Ifem and her blog serve as Adichie’s mouthpiece for these ideas. The fictional site has a sizable readership and a silly, intentionally obtuse name: “Raceteenth or Various Observations About American Blacks (Those Formerly Known as Negroes) by a Non-American Black.” Adichie, who is a traditional sort of writer, says the process of writing the blog posts was beyond her comfort zone. But it’s in those passages that Ifem, who sometimes floats through life, becomes a memorable protagonist. Some of Raceteenth’s sample headlines: “Obama Can Win Only If He Remains The Magic Negro,” “To My Fellow Non-American Blacks: In America, You Are Black, Baby,” and “What Academics Mean by White Privilege, or Yes It Sucks To be Poor and White but Try Being Poor and Non-White.”
For anyone who has spent even marginal time on blogs like Racialicious, the content of the posts are familiar. And Adichie’s ability to straight-talk renders the arguments convincing. “I had to prepare myself for sending these ideas out into the world, because I knew when I was writing it that I wasn’t following the rules,” she says, admitting that the task required some courage. “I got comments like, ‘maybe take out the blog posts,’ but I thought, no, I don’t want to. I realize there are people for whom this is not going to work, but that’s fine, because this is the book I wanted to write.”
It was written, she says, for everyone like her who wanted to read a different kind of novel on race, that wasn’t solely about race. “I wrote for women who want to see natural black hair in a novel. I wrote the book for people who leave home and want to see, in a novel, that idea of trying to figure out what home means and what going back means.”
Unlike Ifem, Adichie only spent four years in the U.S., for school, before returning home. (“It’s where I least question myself and my belonging.”) She describes herself as “a serious Naija girl,” and in certain cities in Africa she is somewhat of a celebrity. “Which,” she says, “basically means that sometimes people take my picture at the airport.” Widely read across the entire continent, her 2003 debut, Purple Hibiscus, is part of the secondary school curriculum in most of Anglophone West Africa.
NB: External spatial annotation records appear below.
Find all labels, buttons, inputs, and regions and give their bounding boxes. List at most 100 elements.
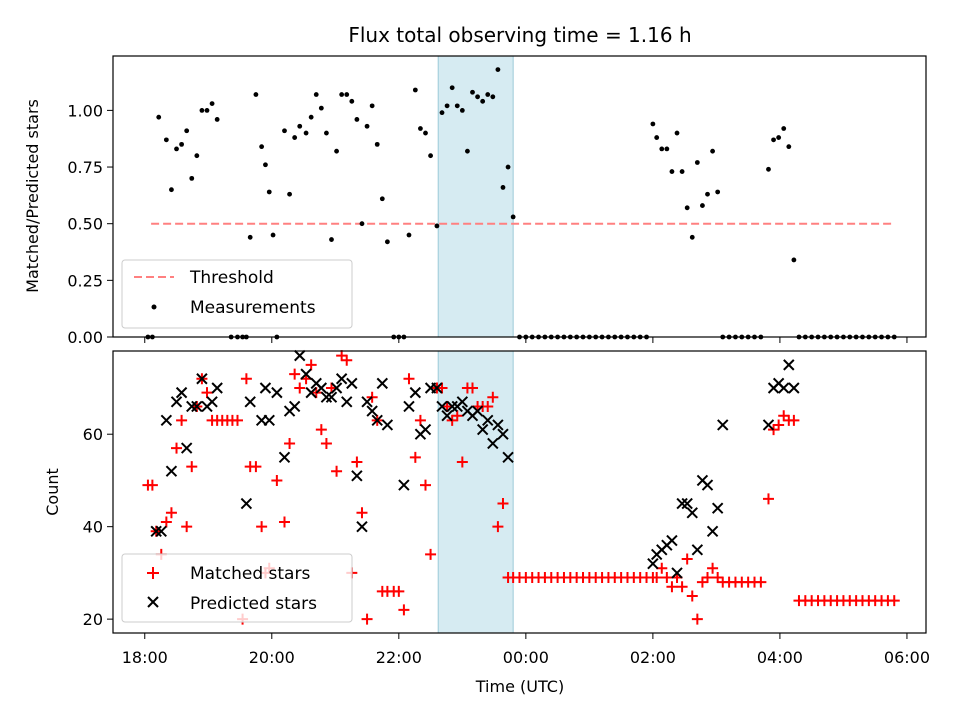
measurement-point (781, 126, 787, 131)
matched-star-point (456, 456, 468, 468)
matched-star-point (419, 479, 431, 491)
bottom-y-axis-ticks: 20 40 60 (83, 425, 113, 629)
measurement-point (163, 137, 169, 143)
predicted-star-point (346, 377, 358, 390)
bottom-y-tick-label: 40 (83, 518, 103, 537)
bottom-x-tick-label: 04:00 (757, 648, 803, 667)
measurement-point (169, 187, 174, 193)
matched-star-point (186, 461, 198, 473)
matched-star-point (231, 414, 243, 426)
matched-star-point (201, 387, 213, 399)
matched-star-point (356, 507, 368, 519)
measurement-point (791, 257, 797, 263)
measurement-point (369, 103, 375, 109)
measurement-point (384, 239, 390, 245)
measurement-point (354, 117, 360, 122)
predicted-star-point (175, 386, 188, 399)
measurement-point (684, 205, 690, 211)
predicted-star-point (341, 396, 353, 408)
matched-star-point (707, 562, 719, 574)
predicted-star-point (325, 391, 338, 403)
matched-star-point (466, 382, 478, 394)
predicted-star-point (288, 400, 301, 413)
bottom-panel: 20 40 60 18:00 20:00 22:00 00:00 02:00 04:00 06:… (43, 349, 930, 696)
measurement-point (359, 221, 365, 227)
bottom-x-tick-label: 06:00 (884, 648, 930, 667)
measurement-point (334, 148, 339, 154)
measurement-point (694, 160, 700, 165)
measurement-point (659, 146, 665, 152)
matched-star-point (888, 595, 900, 607)
predicted-star-point (196, 373, 208, 385)
predicted-star-point (361, 396, 373, 408)
measurement-point (184, 128, 190, 134)
predicted-star-point (240, 497, 253, 510)
predicted-star-point (300, 368, 312, 380)
top-highlight-span (437, 55, 514, 338)
top-legend: Threshold Measurements (121, 259, 353, 329)
matched-star-point (403, 373, 415, 385)
matched-star-point (651, 572, 663, 584)
predicted-star-point (436, 400, 448, 413)
predicted-star-point (356, 520, 368, 533)
predicted-star-point (482, 414, 494, 427)
predicted-star-point (456, 396, 469, 408)
predicted-star-point (671, 567, 683, 579)
measurement-point (428, 153, 433, 159)
measurement-point (263, 162, 268, 168)
measurement-point (449, 85, 455, 91)
predicted-star-point (305, 386, 317, 399)
matched-star-point (487, 391, 499, 403)
matched-star-point (436, 382, 448, 394)
predicted-star-point (315, 382, 328, 394)
predicted-star-point (431, 382, 443, 394)
matched-star-point (702, 572, 714, 584)
top-y-axis-label: Matched/Predicted stars (23, 99, 42, 293)
matched-star-point (176, 414, 188, 426)
matched-star-point (409, 451, 421, 463)
measurement-point (374, 141, 380, 147)
measurement-point (475, 94, 480, 100)
measurement-point (282, 128, 287, 134)
predicted-star-point (497, 428, 509, 440)
measurement-point (179, 141, 184, 147)
bottom-x-tick-label: 20:00 (249, 648, 295, 667)
predicted-star-point (320, 391, 333, 403)
predicted-star-point (244, 396, 256, 408)
bottom-legend: Matched stars Predicted stars (121, 553, 353, 623)
measurement-point (705, 191, 710, 197)
matched-star-point (171, 442, 183, 454)
measurement-point (194, 153, 200, 159)
predicted-star-point (398, 479, 410, 491)
predicted-star-point (294, 349, 306, 362)
measurement-point (465, 148, 470, 154)
measurement-point (495, 67, 501, 72)
matched-star-point (661, 572, 673, 584)
measurement-point (418, 126, 423, 131)
matched-star-point (681, 553, 693, 565)
top-y-tick-label: 0.25 (67, 271, 103, 290)
predicted-star-point (783, 359, 795, 371)
predicted-star-point (371, 414, 383, 427)
predicted-star-point (691, 544, 704, 556)
measurement-point (700, 203, 705, 208)
measurement-point (214, 117, 220, 122)
matched-star-point (294, 382, 306, 394)
matched-star-point (676, 581, 688, 593)
predicted-star-point (186, 400, 198, 413)
top-y-tick-label: 0.75 (67, 158, 103, 177)
matched-star-point (146, 479, 158, 491)
matched-star-point (181, 521, 193, 533)
legend-predicted-label: Predicted stars (190, 594, 317, 614)
bottom-highlight-span (437, 350, 514, 634)
legend-predicted-swatch (147, 596, 159, 608)
bottom-x-tick-label: 00:00 (503, 648, 549, 667)
measurement-point (500, 185, 506, 190)
measurement-point (204, 107, 210, 113)
predicted-star-point (676, 497, 688, 510)
measurement-point (313, 92, 319, 97)
matched-star-point (451, 410, 463, 422)
predicted-star-point (180, 442, 193, 454)
matched-star-point (256, 521, 268, 533)
matched-star-point (351, 456, 363, 468)
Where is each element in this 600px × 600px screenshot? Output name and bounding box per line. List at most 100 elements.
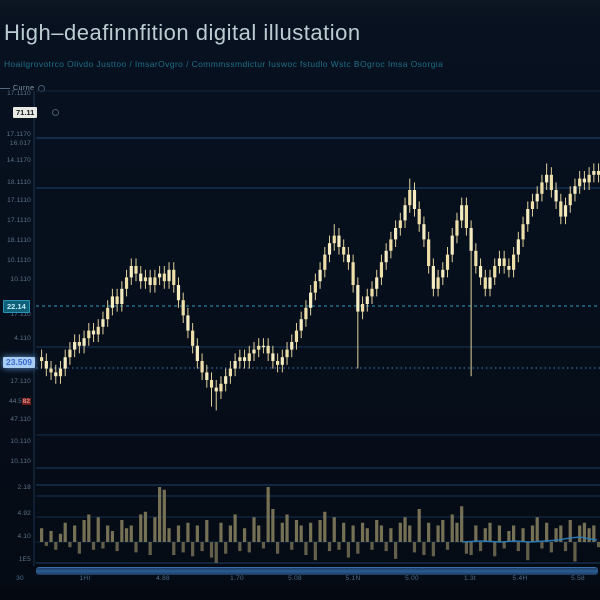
price-axis-label: 1E5 bbox=[18, 556, 31, 563]
volume-bar-up bbox=[139, 514, 143, 542]
candle-body bbox=[58, 368, 63, 377]
candle-body bbox=[54, 372, 58, 377]
candle-body bbox=[261, 345, 266, 348]
price-axis-label: 18.1110 bbox=[7, 179, 31, 186]
candle-body bbox=[375, 277, 379, 289]
volume-bar-up bbox=[167, 528, 171, 542]
volume-bar-up bbox=[483, 528, 487, 542]
candle-body bbox=[195, 345, 199, 361]
volume-bar-down bbox=[91, 542, 96, 550]
volume-bar-up bbox=[427, 522, 431, 542]
volume-bar-up bbox=[299, 525, 303, 542]
price-badge-blue: 23.509 bbox=[3, 357, 35, 368]
price-axis-label: 17.110 bbox=[10, 378, 31, 385]
candle-body bbox=[209, 380, 214, 388]
candle-body bbox=[290, 342, 294, 350]
candle-body bbox=[460, 205, 464, 221]
volume-bar-up bbox=[497, 525, 502, 542]
candle-body bbox=[167, 269, 171, 282]
candle-body bbox=[124, 277, 129, 289]
candle-body bbox=[545, 174, 549, 183]
candle-body bbox=[82, 338, 86, 346]
candle-body bbox=[512, 254, 516, 270]
volume-bar-up bbox=[271, 509, 275, 542]
volume-bar-up bbox=[153, 517, 157, 542]
volume-bar-down bbox=[469, 542, 473, 555]
price-axis-label: 16.017 bbox=[9, 140, 31, 147]
time-axis-label: 4.88 bbox=[156, 575, 170, 582]
time-axis-label: 5.4H bbox=[512, 575, 528, 582]
time-axis-label: 5.58 bbox=[571, 575, 585, 582]
candle-body bbox=[445, 254, 450, 270]
volume-bar-down bbox=[540, 542, 544, 549]
candle-body bbox=[563, 205, 568, 217]
volume-bar-up bbox=[568, 520, 572, 542]
volume-bar-down bbox=[115, 542, 119, 552]
volume-bar-up bbox=[360, 522, 365, 542]
page-title: High–deafinnfition digital illustation bbox=[4, 20, 361, 45]
volume-bar-down bbox=[370, 542, 374, 550]
candle-body bbox=[573, 186, 577, 194]
volume-bar-up bbox=[252, 517, 256, 542]
candle-body bbox=[408, 190, 412, 206]
candle-body bbox=[313, 281, 317, 293]
candle-body bbox=[191, 330, 195, 346]
volume-bar-up bbox=[87, 514, 91, 542]
price-axis-label: 4.92 bbox=[17, 510, 31, 517]
volume-bar-up bbox=[436, 525, 440, 542]
candle-body bbox=[304, 307, 308, 320]
volume-bar-down bbox=[77, 542, 81, 554]
volume-bar-down bbox=[214, 542, 218, 563]
volume-bar-down bbox=[356, 542, 360, 554]
candle-body bbox=[483, 277, 487, 289]
volume-bar-up bbox=[592, 525, 596, 542]
candle-body bbox=[507, 266, 511, 270]
price-badge-teal: 22.14 bbox=[3, 300, 30, 313]
volume-bar-up bbox=[318, 520, 322, 542]
candle-body bbox=[49, 368, 53, 373]
candle-body bbox=[271, 353, 275, 361]
volume-bar-up bbox=[521, 528, 525, 542]
volume-bar-up bbox=[389, 528, 393, 542]
candle-body bbox=[214, 387, 218, 392]
candle-body bbox=[356, 285, 360, 312]
candle-body bbox=[360, 304, 365, 312]
volume-bar-up bbox=[507, 531, 511, 542]
candle-body bbox=[403, 205, 407, 221]
time-axis-label: 5.1N bbox=[345, 575, 361, 582]
candle-body bbox=[384, 250, 388, 263]
candle-body bbox=[224, 376, 228, 384]
price-axis-label: 17.1110 bbox=[7, 197, 31, 204]
candle-body bbox=[493, 266, 497, 278]
candle-body bbox=[73, 342, 77, 350]
volume-bar-down bbox=[313, 542, 317, 561]
volume-bar-up bbox=[124, 528, 129, 542]
candle-body bbox=[582, 178, 586, 183]
volume-bar-down bbox=[412, 542, 417, 553]
volume-bar-down bbox=[209, 542, 214, 558]
candle-body bbox=[365, 296, 369, 304]
candle-body bbox=[205, 372, 209, 380]
volume-bar-up bbox=[455, 522, 459, 542]
candle-body bbox=[530, 201, 535, 209]
candle-body bbox=[332, 235, 336, 244]
horizontal-scrollbar[interactable] bbox=[36, 567, 598, 575]
volume-bar-up bbox=[49, 531, 53, 542]
price-axis-label: 17.110 bbox=[10, 311, 31, 318]
volume-bar-up bbox=[82, 520, 86, 542]
candle-body bbox=[148, 277, 152, 285]
candle-body bbox=[276, 361, 280, 365]
volume-bar-up bbox=[233, 514, 237, 542]
volume-bar-down bbox=[134, 542, 138, 553]
candle-body bbox=[242, 357, 247, 361]
volume-bar-up bbox=[559, 525, 563, 542]
volume-bar-up bbox=[398, 522, 402, 542]
time-axis-label: 30 bbox=[16, 575, 24, 582]
volume-bar-down bbox=[327, 542, 332, 552]
price-axis-label: 4.110 bbox=[14, 335, 31, 342]
volume-bar-down bbox=[549, 542, 553, 553]
candle-body bbox=[110, 296, 114, 308]
candle-body bbox=[106, 307, 110, 320]
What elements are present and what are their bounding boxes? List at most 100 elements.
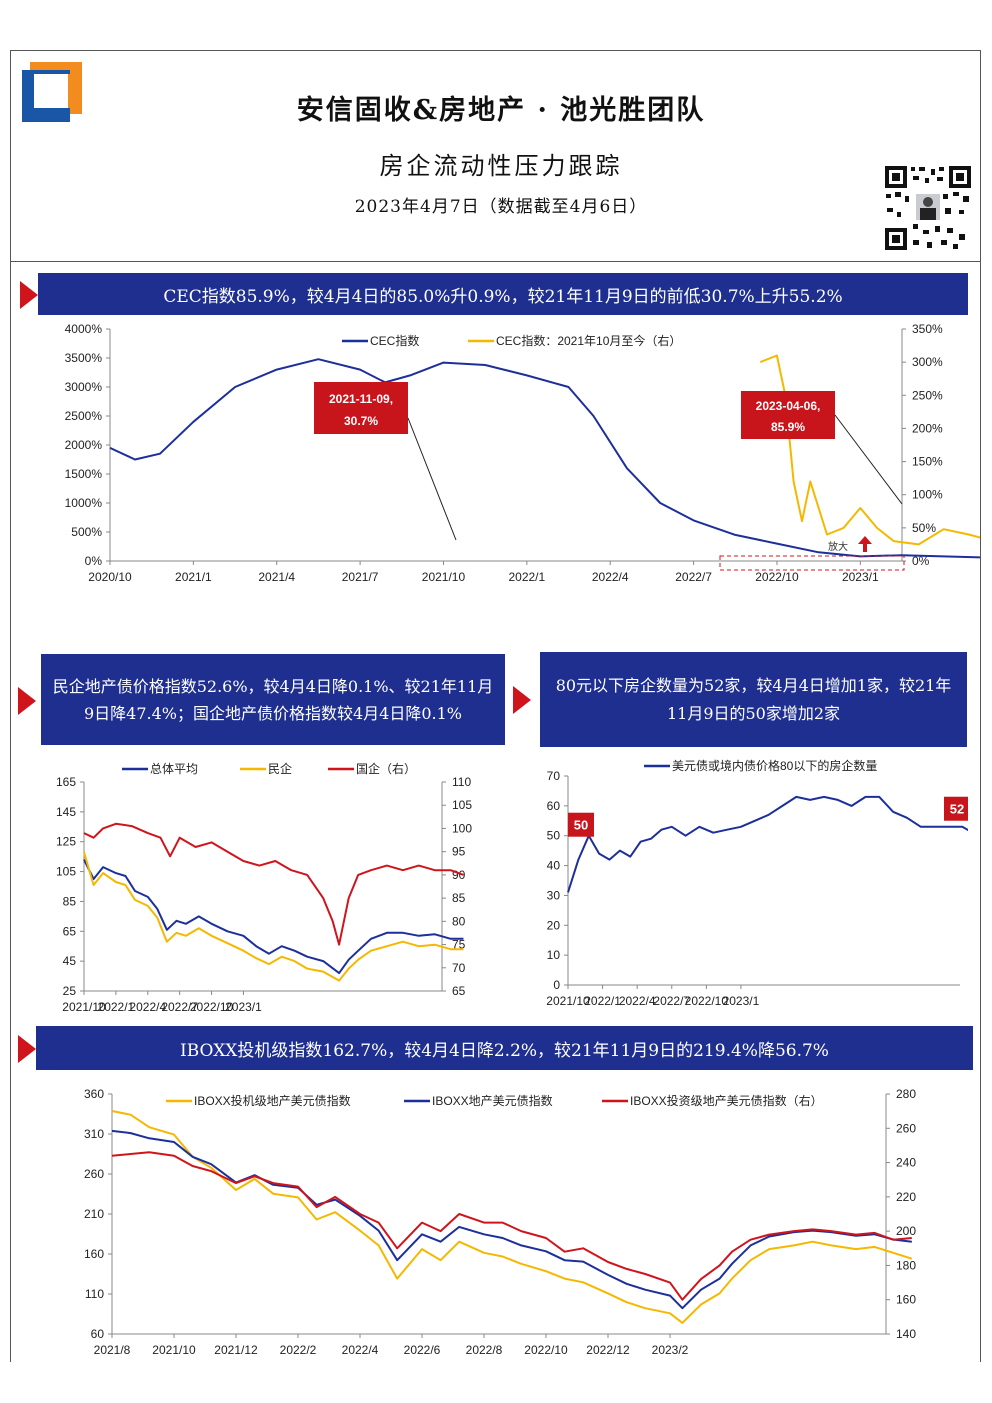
y-left-tick-label: 0 [553,978,560,992]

“Growing up in Nigeria, writers weren’t exalted beings like they are in the West,” she says. “The Nigerian authors we read were much older, writing about realities that weren’t contemporary. Achebe, for example. Things Fall Apart, was set at the turn of the century and I thought many things in it were very exotic: why were these people eating pounded yam for breakfast?” Part of her mission, it seems, is to de-exotify Nigeria abroad, and at home. “I know that because of my work, young people see writing as something viable and I love that. I love that that’s happening, particularly with my Nigerian readership, because it’s their story I’m telling.”
Like the late Achebe, Adichie has populist tendencies. Her self-described “old-fashioned” tastes pull her toward novels, like Middlemarch, that take a stance or vibrate on some kind of universal frequency. Both Adichie and her protagonist have a sharp disdain for experimental fiction and existential musings (Adichie pokes fun at this: “Was this what the novelists meant by ennui?” a listless Ifem wonders after a break-up). When life outside of Nigeria begins to fail Obinze, he also loses hope in literature:
He read contemporary American fiction, because he hoped to find a resonance, a shaping of his longings, a sense of the America that he had imagined himself a part of. He wanted to know about day-to-day life in America, what people ate and what consumed them, what shamed them and what attracted them, but he read novel after novel and was disappointed: nothing was grave, nothing serious, nothing urgent, and most dissolved into ironic nothingness.
Like her takedown of race, Adichie offers a social critique on the way some contemporary fiction is divorced from the lived lives of salt-of-the-earth America. “I love books that are social in the way that they engage with the real reality. Experimental fiction… you know, there’s a sort of trendiness in these stories, there’s something lazy about them,” she explains. “If you don’t know how to tell a story, suddenly you start scrawling on the wall and all of a sudden it’s the new storytelling? I don’t have the patience [for those tricks]!”